Honor the Ghosts by Evans Vestal Ward

Issue 180

I moved to New York City in 1995 after college. After one year there, a friend gifted me a little book. It was a Dover Press publication of Berenice Abbott images, New York in the 30s’. This was before the internet and cell phones, so I decided, ‘I’m gonna go find these places’. It was kinda like a hunt and the only camera I had at the time was a 110 camera. The image negatives are the size of a raisin.

So I started photographing the locations, noticing what was missing, what was changed, what was the same and then it evolved to include me photographing places in my personal life.

The framing of the images comes from the format of the camera. The Pentax 110 was the only 110 camera that actually had interchangeable lenses which, for a spy camera, was pretty great. Years later, when looking closely at the negative scans, content extended through the standard edges of the frame and into the margins. Including that omitted information is important.

I was doing all these images between 1996 up into the year 2000 which is approximately 50 years after Berenice’s work was done. Then over the decades I’ve tried to print images, see how they work, play with sequencing and it wasn't really working but I knew there was something in these photographs. I just didn't have the language for it yet.

And about three years ago my partner suddenly died and it really allowed me to understand loss in a substantial way. The subtle ways as well as the big ones.

There is, oh you've lost your parents, which you expect, but then there’s the ambiguous losses, which is a really lovely cradling term. Things you realize your body misses and your mind misses. It's very Pavlovian.

Looking back on these images I realize I was a little gay kid coming from North Carolina, from the middle of nowhere, growing up in the AIDS scare and not living my full life. Then moving to this place, New York, the promise land.

And those places and that culture was missing when I got there. A lot of it, gone.

Coming from the south, suburbia, I grew up in a house that was built five years before I was born. The new was always more shiny than the past. Living in Providence Rhode Island for college, that history is on every corner in new England, those colonial new England ghost stories were a basis for America. You can touch the past on the streets of Providence.
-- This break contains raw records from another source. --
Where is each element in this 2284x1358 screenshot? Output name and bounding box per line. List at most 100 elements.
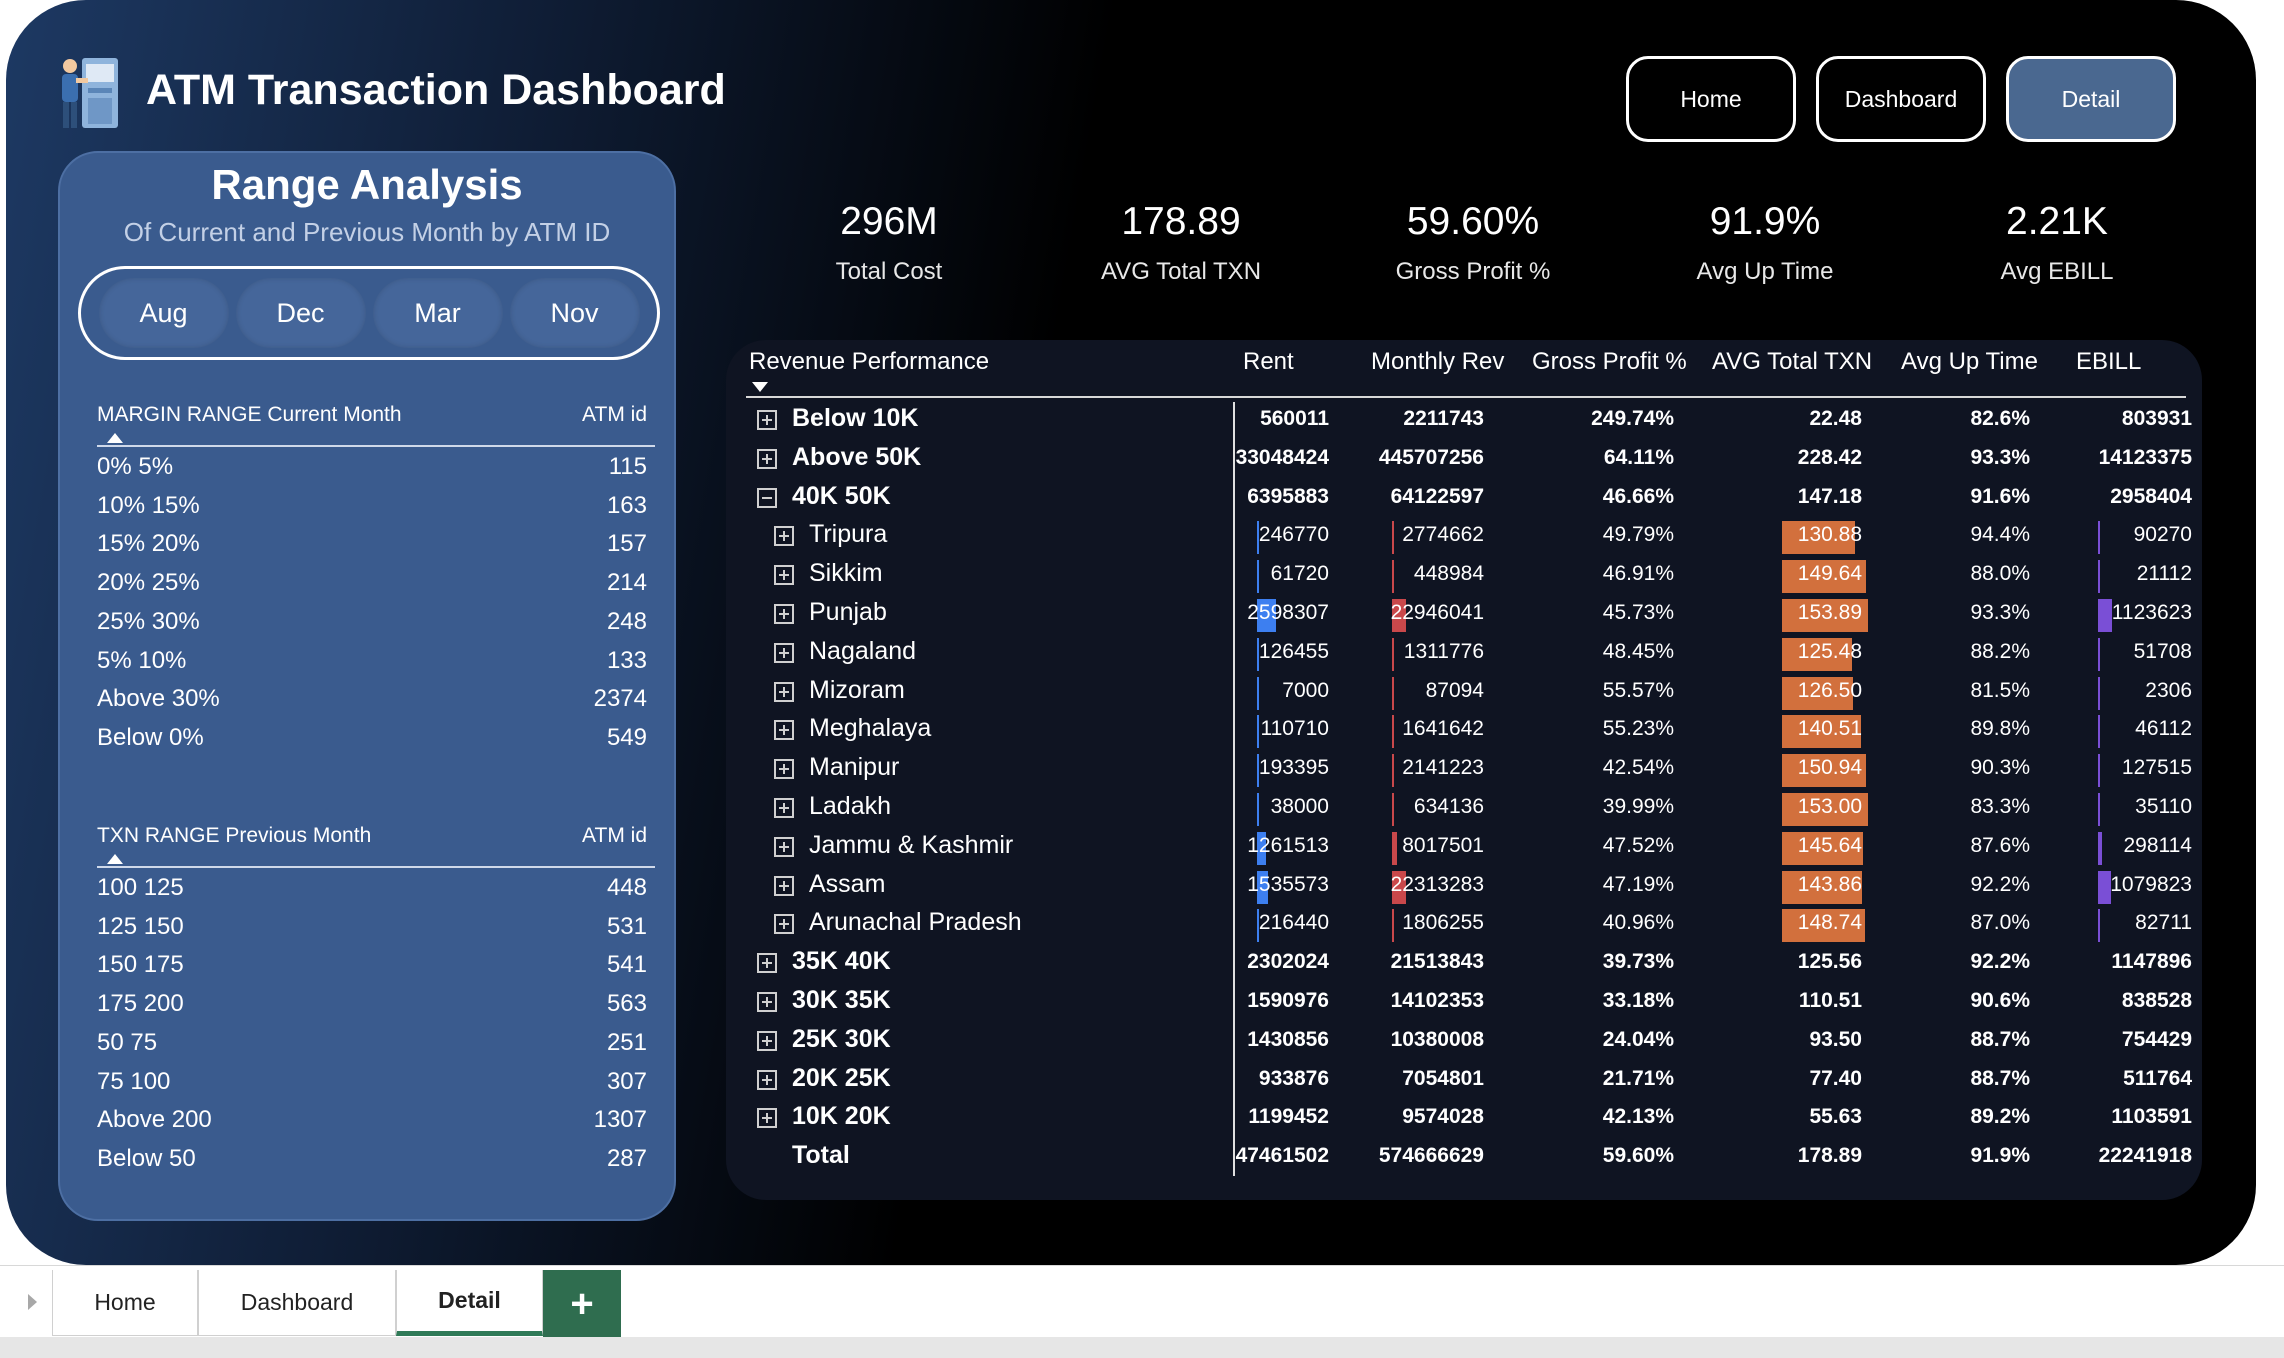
expand-plus-icon[interactable] xyxy=(774,875,794,896)
avg-up-time-cell: 91.6% xyxy=(1970,484,2030,508)
matrix-row[interactable]: Nagaland 126455 1311776 48.45% 125.48 88.2% 51… xyxy=(746,635,2206,674)
row-label: Mizoram xyxy=(809,675,905,704)
home-nav-button[interactable]: Home xyxy=(1626,56,1796,142)
ebill-cell: 14123375 xyxy=(2098,445,2192,469)
range-row[interactable]: 15% 20% 157 xyxy=(97,530,647,568)
range-row[interactable]: 50 75 251 xyxy=(97,1029,647,1067)
expand-plus-icon[interactable] xyxy=(774,720,794,741)
matrix-row[interactable]: Meghalaya 110710 1641642 55.23% 140.51 89.8% 4… xyxy=(746,712,2206,751)
expand-plus-icon[interactable] xyxy=(774,798,794,818)
expand-plus-icon[interactable] xyxy=(757,992,777,1012)
matrix-row[interactable]: Punjab 2598307 22946041 45.73% 153.89 93.3% 11… xyxy=(746,596,2206,635)
monthly-rev-cell: 7054801 xyxy=(1402,1066,1484,1090)
collapse-minus-icon[interactable] xyxy=(757,487,777,508)
expand-plus-icon[interactable] xyxy=(774,914,794,935)
monthly-rev-cell: 1641642 xyxy=(1402,717,1484,741)
dashboard-title: ATM Transaction Dashboard xyxy=(146,66,726,114)
range-row[interactable]: Above 30% 2374 xyxy=(97,685,647,723)
expand-plus-icon[interactable] xyxy=(757,448,777,469)
range-row[interactable]: Below 50 287 xyxy=(97,1145,647,1183)
matrix-row[interactable]: Mizoram 7000 87094 55.57% 126.50 81.5% 2306 xyxy=(746,674,2206,713)
expand-plus-icon[interactable] xyxy=(774,604,794,624)
txn-range-header[interactable]: TXN RANGE Previous Month ATM id xyxy=(97,824,655,864)
range-row[interactable]: 0% 5% 115 xyxy=(97,453,647,491)
ebill-cell: 2958404 xyxy=(2110,484,2192,508)
range-row[interactable]: Above 200 1307 xyxy=(97,1106,647,1144)
avg-total-txn-cell: 178.89 xyxy=(1797,1144,1862,1168)
margin-range-header[interactable]: MARGIN RANGE Current Month ATM id xyxy=(97,403,655,443)
expand-plus-icon[interactable] xyxy=(774,565,794,586)
range-row[interactable]: 20% 25% 214 xyxy=(97,569,647,607)
rent-cell: 33048424 xyxy=(1235,445,1329,469)
sheet-tab-dashboard[interactable]: Dashboard xyxy=(198,1270,396,1336)
expand-plus-icon[interactable] xyxy=(774,759,794,780)
range-row[interactable]: 75 100 307 xyxy=(97,1068,647,1106)
matrix-row[interactable]: Tripura 246770 2774662 49.79% 130.88 94.4% 902… xyxy=(746,518,2206,557)
matrix-row[interactable]: Above 50K 33048424 445707256 64.11% 228.42 93… xyxy=(746,441,2206,480)
column-header-monthly-rev[interactable]: Monthly Rev xyxy=(1371,348,1504,376)
sheet-tab-home[interactable]: Home xyxy=(52,1270,198,1336)
avg-total-txn-cell: 22.48 xyxy=(1809,407,1862,430)
range-row[interactable]: 150 175 541 xyxy=(97,951,647,989)
sheet-tab-detail[interactable]: Detail xyxy=(396,1270,543,1336)
expand-plus-icon[interactable] xyxy=(757,1069,777,1090)
row-label: 20K 25K xyxy=(792,1063,891,1092)
column-header-avg-up-time[interactable]: Avg Up Time xyxy=(1901,348,2038,376)
expand-plus-icon[interactable] xyxy=(774,526,794,547)
add-sheet-button[interactable]: + xyxy=(543,1270,621,1338)
scroll-tabs-left-icon[interactable] xyxy=(28,1294,37,1310)
expand-plus-icon[interactable] xyxy=(774,642,794,663)
matrix-row[interactable]: 20K 25K 933876 7054801 21.71% 77.40 88.7% 5117… xyxy=(746,1062,2206,1101)
range-label: 5% 10% xyxy=(97,646,187,674)
month-button-nov[interactable]: Nov xyxy=(509,278,640,348)
column-header-avg-total-txn[interactable]: AVG Total TXN xyxy=(1712,348,1872,376)
matrix-total-row[interactable]: Total 47461502 574666629 59.60% 178.89 91.9% 2… xyxy=(746,1139,2206,1178)
matrix-row[interactable]: Assam 1535573 22313283 47.19% 143.86 92.2% 107… xyxy=(746,868,2206,907)
matrix-row[interactable]: 30K 35K 1590976 14102353 33.18% 110.51 90.6% 8… xyxy=(746,984,2206,1023)
rent-cell: 38000 xyxy=(1270,795,1329,818)
matrix-row[interactable]: 35K 40K 2302024 21513843 39.73% 125.56 92.2% 1… xyxy=(746,945,2206,984)
kpi-avg-ebill: 2.21K Avg EBILL xyxy=(1927,200,2187,286)
column-header-revenue-performance[interactable]: Revenue Performance xyxy=(749,348,989,376)
range-row[interactable]: 100 125 448 xyxy=(97,874,647,912)
expand-plus-icon[interactable] xyxy=(774,836,794,857)
dashboard-nav-button[interactable]: Dashboard xyxy=(1816,56,1986,142)
range-row[interactable]: Below 0% 549 xyxy=(97,724,647,762)
month-button-mar[interactable]: Mar xyxy=(372,278,503,348)
expand-plus-icon[interactable] xyxy=(757,1108,777,1129)
range-row[interactable]: 5% 10% 133 xyxy=(97,647,647,685)
range-row[interactable]: 175 200 563 xyxy=(97,990,647,1028)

The ghosts of those spaces, even rungs on the stairs worn down. There were people there before us.

And I think there was that connection to a lot of those spaces I was photographing in New York. That is what I connected with when I looked at these images years later when I understood deeper what that void means.

So that is this project.

These images are also about the hidden side of Berenice Abbott. Abbott was female and lesbian making a living as a photographer. Stieglitz’s boys club and the culture of the 1930’s didn’t jive with that. Then there is her history as a photographer in Paris? She had to cleve all that and her personal life from her work to survive. This resonance of loss is in her work as well. She had to hide so much.

That is what this project is also about.

Evans Vestal Ward lives and works in Los Angeles.